Daniel Arnaud : Dans les lycées, notamment les Lycées Professionnels où on retrouve les élèves les plus en difficulté après le collège, ont été mis en place des ateliers d’« accompagnement personnalisé » (AP), soit disant pour aider les élèves à progresser et à remédier. Un dispositif séduisant, sur le papier, comme ce que propose l’actuelle réforme du collège. Pourtant, dans les faits, ces ateliers permettent rarement de combler les lacunes, parce que les bases ne sont pas là.
Alors ils se transforment en « activités » fourre-tout (musique et chants, lutte contre le gaspillage du papier, faire un jeu de l’oie, etc.) ; fort sympathiques, au demeurant, mais ne garantissant en rien que les élèves aient vraiment appris quelque chose.

Quels sont les dispositifs de la réforme des collèges qui, selon vous, vont améliorer l’enseignement en collège ?

Alice : Rien ne me vient à l’esprit… Par exemple, les fameux itinéraires de découvertes (IDD) nous dépassent complètement : on n’en est pas là ! Des élèves entrent en 6ème sans forcément savoir lire et écrire et si on n’agit pas, ils restent ainsi bien au chaud jusqu’à 16 ans et ensuite c’est fini !

Daniel Arnaud : Je n’en vois pas, parce que c’est la philosophie de la réforme elle-même qui est mauvaise.

Au contraire, y a –t-il des éléments de cette réforme qui vous inquiètent ?

Alice : Pour certaines matières comme le latin la question va se poser, garderons-nous cette matière ou alors doit-on plutôt mettre en place des ateliers d’aide en français par exemple ? Dans les établissements avec un niveau correct, la décision se prendra aisément et le latin sera privilégié. Dans les collèges comme les nôtres, on va devoir faire un choix, celui du sacrifice. Malgré tout on essaye de les pousser tout le temps le plus haut possible, mais c’est dur. Cette latitude de 20% donnée aux chefs d’établissements dans l’organisation des emplois du temps n’est pas accueillie avec un grand enthousiasme même si cela peut être une bonne idée au départ. Il semblerait que des conseils pédagogiques décidant de la répartition des heures, des projets etc., au lieu d’être collégiaux, seront sous la pleine autorité des chefs d’établissements. Ces derniers  désigneront eux-mêmes les enseignants qui feront partie de ces conseils pédagogiques. On peut imaginer que les professeurs impliqués seront ceux qui s’entendent le mieux avec le chef d’établissement. L’idée d’une seconde langue en 5ème peut être intéressante, mais toutes ces modifications se sont sans heure supplémentaire. Ce qui apparait en plus a été enlevé ailleurs.

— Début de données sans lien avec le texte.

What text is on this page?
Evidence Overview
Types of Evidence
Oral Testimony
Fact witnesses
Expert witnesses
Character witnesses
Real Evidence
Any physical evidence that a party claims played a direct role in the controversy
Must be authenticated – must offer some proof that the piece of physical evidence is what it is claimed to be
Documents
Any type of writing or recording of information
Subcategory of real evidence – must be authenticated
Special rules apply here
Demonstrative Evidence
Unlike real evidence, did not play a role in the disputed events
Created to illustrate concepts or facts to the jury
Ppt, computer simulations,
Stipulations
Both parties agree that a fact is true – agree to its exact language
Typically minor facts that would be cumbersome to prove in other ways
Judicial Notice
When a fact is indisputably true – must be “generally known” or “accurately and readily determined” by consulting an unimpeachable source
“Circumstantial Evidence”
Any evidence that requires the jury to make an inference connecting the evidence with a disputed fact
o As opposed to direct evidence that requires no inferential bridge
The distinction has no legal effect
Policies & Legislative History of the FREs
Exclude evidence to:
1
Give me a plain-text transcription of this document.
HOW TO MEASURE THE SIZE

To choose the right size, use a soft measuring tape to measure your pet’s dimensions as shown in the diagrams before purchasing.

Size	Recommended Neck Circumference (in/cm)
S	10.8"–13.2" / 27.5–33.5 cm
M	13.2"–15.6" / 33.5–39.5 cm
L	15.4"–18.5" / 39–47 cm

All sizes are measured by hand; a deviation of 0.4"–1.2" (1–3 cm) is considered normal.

Daniel Arnaud : Le problème de cette réforme, c’est qu’elle ne propose pas de bonne réponse à l’effondrement du niveau d’enseignement dans ce pays.
Derrière des dispositifs creux et déstructurants tels que les enseignements pratiques pluridisciplinaires (EPI), chers à la ministre, et sous prétexte de traquer l’élitisme, elle ne renoue ni avec l’exigence dans la transmission des savoirs, ni avec une mise en avant de l’autorité des enseignants.
Non seulement elle ne rompt pas avec un pédagogisme qui a détruit l’Ecole, mais encore, sous prétexte de faire du « concret », elle reprend les vieilles obsessions démagogiques qui conduisent à « mettre les élèves en activité », au lieu de leur assurer de véritables cours. Alors que c’est avec de l’exigence et le souci de l’excellence qu’on combat les inégalités, afin que le plus modeste ait la possibilité de prendre l’ascenseur social.